# EOI Process



## Hasha (Feb 24, 2012)

What kind of verification will happen at the time of EOI process of New Zealand (PR Process)Country?
Do i receive any calls from Immigration Officers,
is their any verifications on my job exp & education Back ground.

any third Party verification will be done,

I Have done B.Tech, MBA (HRD)
i do have over all 4.8years Exp in IT Recruitment,

How much do i can Expect Sal per month, do i can Expect 10,000$/month.


----------



## topcat83 (Apr 16, 2009)

Hasha said:


> What kind of verification will happen at the time of EOI process of New Zealand (PR Process)Country?
> Do i receive any calls from Immigration Officers,
> is their any verifications on my job exp & education Back ground.
> 
> any third Party verification will be done,


Hi there - following the EOI being selected, you will need to provide original documentation to prove everything that you say. And they may contact your previous employers if they think they need to. 
You should receive a letter from the Immigration office first, confirming the EOI has been selected.
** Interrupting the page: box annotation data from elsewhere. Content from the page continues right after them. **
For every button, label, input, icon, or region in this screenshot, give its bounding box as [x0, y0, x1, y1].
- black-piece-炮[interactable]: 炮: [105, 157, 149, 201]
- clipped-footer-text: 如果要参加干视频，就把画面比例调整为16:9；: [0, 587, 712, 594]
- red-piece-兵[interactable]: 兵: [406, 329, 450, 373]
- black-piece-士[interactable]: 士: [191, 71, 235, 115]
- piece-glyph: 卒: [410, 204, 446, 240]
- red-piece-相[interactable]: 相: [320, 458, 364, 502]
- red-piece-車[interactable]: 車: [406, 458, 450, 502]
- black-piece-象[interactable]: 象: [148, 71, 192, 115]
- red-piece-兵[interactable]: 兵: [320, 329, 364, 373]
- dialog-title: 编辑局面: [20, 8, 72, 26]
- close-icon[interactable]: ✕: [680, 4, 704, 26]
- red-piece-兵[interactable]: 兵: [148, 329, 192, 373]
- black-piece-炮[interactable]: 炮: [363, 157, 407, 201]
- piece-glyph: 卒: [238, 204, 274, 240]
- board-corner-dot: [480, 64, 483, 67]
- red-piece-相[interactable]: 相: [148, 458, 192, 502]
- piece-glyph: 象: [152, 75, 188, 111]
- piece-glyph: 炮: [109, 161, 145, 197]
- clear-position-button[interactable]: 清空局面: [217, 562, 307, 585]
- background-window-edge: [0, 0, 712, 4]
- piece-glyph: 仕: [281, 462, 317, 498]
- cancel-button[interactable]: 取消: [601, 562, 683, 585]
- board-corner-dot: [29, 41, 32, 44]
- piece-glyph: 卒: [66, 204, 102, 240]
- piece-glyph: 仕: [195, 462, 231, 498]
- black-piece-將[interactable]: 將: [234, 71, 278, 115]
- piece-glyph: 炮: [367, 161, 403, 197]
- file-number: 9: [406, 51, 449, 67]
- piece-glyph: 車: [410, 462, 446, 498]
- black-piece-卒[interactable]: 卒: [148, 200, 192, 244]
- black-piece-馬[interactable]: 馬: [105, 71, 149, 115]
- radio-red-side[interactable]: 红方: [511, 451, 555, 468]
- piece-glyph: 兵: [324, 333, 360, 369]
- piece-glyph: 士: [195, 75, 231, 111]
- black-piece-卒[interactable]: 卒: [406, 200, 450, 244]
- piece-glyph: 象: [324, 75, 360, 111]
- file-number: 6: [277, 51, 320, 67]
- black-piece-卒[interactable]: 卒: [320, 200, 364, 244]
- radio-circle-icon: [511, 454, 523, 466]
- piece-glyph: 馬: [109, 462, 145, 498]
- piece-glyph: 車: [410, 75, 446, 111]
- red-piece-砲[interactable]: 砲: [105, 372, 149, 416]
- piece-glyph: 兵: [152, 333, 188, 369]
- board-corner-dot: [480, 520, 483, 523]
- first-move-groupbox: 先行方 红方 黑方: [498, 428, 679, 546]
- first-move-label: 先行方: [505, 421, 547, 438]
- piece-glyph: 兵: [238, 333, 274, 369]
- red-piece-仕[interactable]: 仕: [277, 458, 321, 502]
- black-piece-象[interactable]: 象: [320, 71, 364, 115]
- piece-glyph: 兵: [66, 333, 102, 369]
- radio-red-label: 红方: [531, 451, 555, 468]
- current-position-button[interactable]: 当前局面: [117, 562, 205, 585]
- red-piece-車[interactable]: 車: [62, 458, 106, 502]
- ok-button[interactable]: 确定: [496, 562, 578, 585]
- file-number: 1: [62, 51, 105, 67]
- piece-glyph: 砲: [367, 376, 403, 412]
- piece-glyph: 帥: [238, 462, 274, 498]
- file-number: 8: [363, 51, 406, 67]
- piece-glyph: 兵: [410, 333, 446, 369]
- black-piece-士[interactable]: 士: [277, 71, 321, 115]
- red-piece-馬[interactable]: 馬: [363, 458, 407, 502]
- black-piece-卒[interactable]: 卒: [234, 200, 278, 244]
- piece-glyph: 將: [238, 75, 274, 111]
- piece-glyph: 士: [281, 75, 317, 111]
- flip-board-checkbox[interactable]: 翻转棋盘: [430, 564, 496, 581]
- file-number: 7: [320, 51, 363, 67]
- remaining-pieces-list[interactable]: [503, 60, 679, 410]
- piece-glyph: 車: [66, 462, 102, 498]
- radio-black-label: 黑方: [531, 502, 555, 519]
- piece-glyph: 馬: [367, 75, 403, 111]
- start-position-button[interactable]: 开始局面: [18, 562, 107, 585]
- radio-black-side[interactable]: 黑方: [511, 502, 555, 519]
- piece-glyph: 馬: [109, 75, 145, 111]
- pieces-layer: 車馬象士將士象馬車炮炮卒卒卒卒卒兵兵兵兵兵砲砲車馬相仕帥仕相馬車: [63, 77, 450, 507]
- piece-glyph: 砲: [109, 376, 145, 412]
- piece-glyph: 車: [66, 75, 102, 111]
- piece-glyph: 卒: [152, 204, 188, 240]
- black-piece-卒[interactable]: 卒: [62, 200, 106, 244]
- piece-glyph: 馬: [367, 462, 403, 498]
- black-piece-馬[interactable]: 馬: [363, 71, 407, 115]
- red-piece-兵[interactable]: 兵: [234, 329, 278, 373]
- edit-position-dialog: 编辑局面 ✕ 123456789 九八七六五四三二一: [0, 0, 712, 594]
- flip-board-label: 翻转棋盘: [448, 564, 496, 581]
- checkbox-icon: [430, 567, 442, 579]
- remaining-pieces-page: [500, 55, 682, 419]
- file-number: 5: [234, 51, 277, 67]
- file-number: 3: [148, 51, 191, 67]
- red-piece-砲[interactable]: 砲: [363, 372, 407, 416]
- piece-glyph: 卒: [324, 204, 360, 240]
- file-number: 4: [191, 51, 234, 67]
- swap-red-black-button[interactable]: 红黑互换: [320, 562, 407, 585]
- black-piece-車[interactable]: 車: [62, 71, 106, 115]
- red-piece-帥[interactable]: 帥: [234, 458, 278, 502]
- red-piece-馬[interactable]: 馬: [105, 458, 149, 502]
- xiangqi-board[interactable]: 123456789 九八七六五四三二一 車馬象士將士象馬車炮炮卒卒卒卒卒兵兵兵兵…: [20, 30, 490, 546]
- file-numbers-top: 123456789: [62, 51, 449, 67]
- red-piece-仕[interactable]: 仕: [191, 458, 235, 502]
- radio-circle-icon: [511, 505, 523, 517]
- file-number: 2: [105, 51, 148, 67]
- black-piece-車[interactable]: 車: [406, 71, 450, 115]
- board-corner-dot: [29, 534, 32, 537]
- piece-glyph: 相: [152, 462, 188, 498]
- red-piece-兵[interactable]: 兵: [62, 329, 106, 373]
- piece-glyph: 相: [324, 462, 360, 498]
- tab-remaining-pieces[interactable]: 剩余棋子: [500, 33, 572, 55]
> I Have done B.Tech, MBA (HRD)
> i do have over all 4.8years Exp in IT Recruitment,


Is this on the list of required experience on the Immigration New Zealand website? IT probably is - but I don't think recruitment is.



> How much do i can Expect Sal per month, do i can Expect 10,000$/month.


Certainly not $10k per month! Unless you have some very specialist experience that is in very short supply. See SEEK - New Zealand's no.1 jobs, employment, career and recruitment site for an idea of salaries

And take the points test on the immigration website too to see how many points you get. In all reality you either need 140 points plus or over 100 and a job offer.


----------



## Mizz (Jan 15, 2012)

this always feels like the duck and the egg to me, how can we reasonably get a job offer from an employer who wont entertain you until you have a visa and how are so many people getting these job offers?
I guess that the temporary visa route to get over there is a viable option, then youve more chance of getting a job as youre there in person, but doesnt the temporary aspect hinder your chances at employment.
i wish there was a definitive path to follow lol!


----------



## karan_2891 (Mar 11, 2012)

Hi Friends,

I have couple of queries:

1) Does it matter if I have ICT Business Analyst work exp (in renowned Global IT firms) but my degree is non IT like B.Com.(H), M.Com., MBA etc?

I asked the same Q to NZ Immigration authorities and I got following response - "If you are claiming points for your work experience it must be related to your qualification".

Now, in my case, my role is that of an ICT - Business Analyst. I am an ERP Finance Functional Consultant and my role requires knowledge of Finance and Accounting domain and their use in the software to do my work. I am not supposed to do coding per se. Accordingly, I have degrees like M.Com. (Major: Finance, did not have any IT subject) and MBA (Part Time - 3 yrs course) (Major: Finance, Minor: IT) from India. These qualifications are exempt from assessment as per guidelines on NZ immigration portal. Is there a way to find out if I can get points for my education and work exp both, in my scenario? If I do not have that clarity, I can't submit my EOI. Could you please advice me accordingly?

2) Do I need to pay a fee at the time of submitting my EOI itself or at the stage when it gets selected? How much are the fees? Also what happens if the points assumed by me for certain things (work exp/education) are not granted by the immigration authorities after they select my EOI (as and when that happens)? 

Thanks,
Karan


----------



## Guest (May 27, 2012)

karan_2891 said:


> Hi Friends,
> 
> I have couple of queries:
> 
> ...


From my experience, information about all the steps for the different visas are on the NZ immigration website. If only the US was as clear and helpful. It's a crapshoot and patience it seems on how long it takes to be selected. Just apply and wait, as it's what I'm doing soon. Some countries don't have application fees when applying outside of NZ.


----------